Barry Goldwater’s widow says ‘yuck’ to Trump fundraiser at their old Arizona home
Jun 18, 2016, 10:06 AM

Republican presidential candidate Donald Trump speaks during a rally at the Fox Theater, Wednesday, June 15, 2016, in Atlanta. (AP Photo/John Bazemore)
(AP Photo/John Bazemore)
PHOENIX — One of Barry Goldwater’s family members is again speaking out against Donald Trump and anything that evenly remotely puts the two together.
Goldwater’s widow, Susan Goldwater Levine, told the Washington Post that her late husband, a conservative icon, would be disgusted both by Trump’s rhetoric and the fact that he will be in Goldwater’s Paradise Valley home Saturday to raise money for his campaign.
“Ugh or yuck is my response,” Levine told the Post. “I think Barry would be appalled that his home was being used for that purpose. Barry would be appalled by Mr. Trump’s behavior — the unintelligent and unfiltered and crude communications style. And he’s shallow — so, so shallow.”
The house, where Goldwater first started his own presidential campaign, is no longer in the possession of the Goldwater family so although they might express their distaste for the fundraiser, they cannot stop it.
In 1998, two years after Goldwater passed away, the family sold the home to Karen and Robert Hobbs.

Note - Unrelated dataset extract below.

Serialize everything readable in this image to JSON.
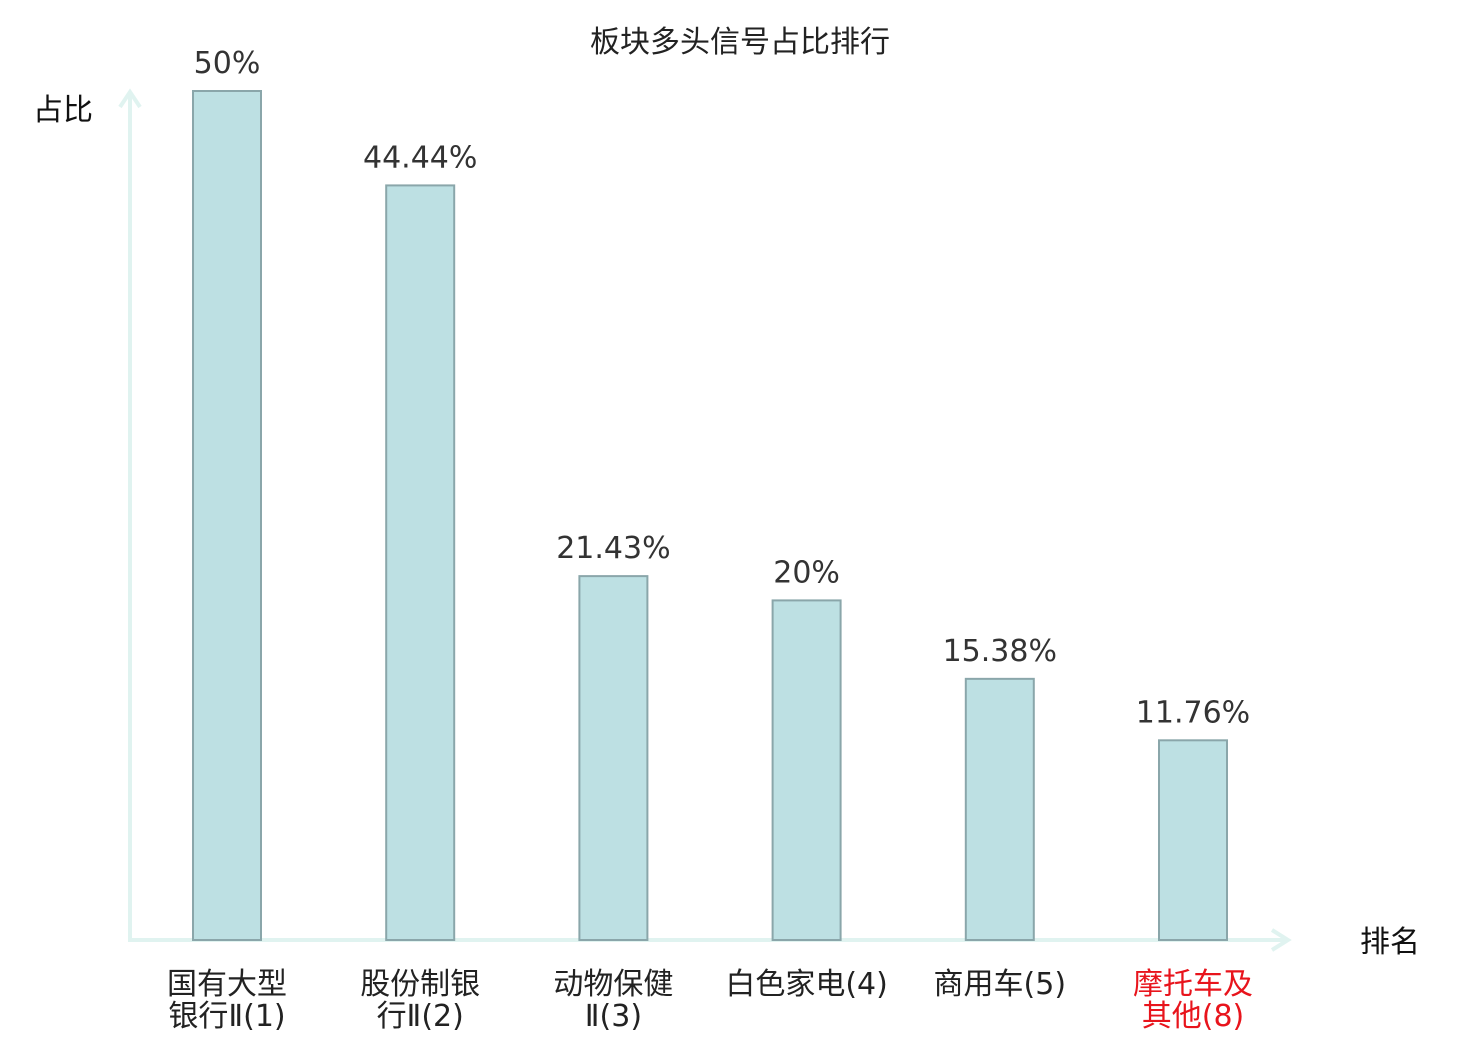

Robert Hobbs told the Post that he was approached by Trump’s team and asked to host the fundraiser. Although Hobbs doesn’t know Trump and he isn’t sure that Trump is conservative, “he’s who our nominee is.”
Hobbs also implied that Levine’s opinion about Trump and the fundraiser are less important because she was his second wife.
“She was his second wife; she’s not his first wife,” he said to the Post. “So she came along later in life…. She’s entitled to her opinion, but Barry was a Republican and Donald Trump’s a Republican, and we’re going to support whoever the Republican nominee is.”
The other Goldwater to express dislike for Trump in the past is Goldwater’s son, Barry Goldwater Jr., now a Republican congressman in California.
“I don’t think there’s any comparison at all with Barry Goldwater,” he told MSNBC in March.
“Donald Trump is an authoritarian. Barry Goldwater had principles, and he was a gentleman. Donald Trump is a cowboy.”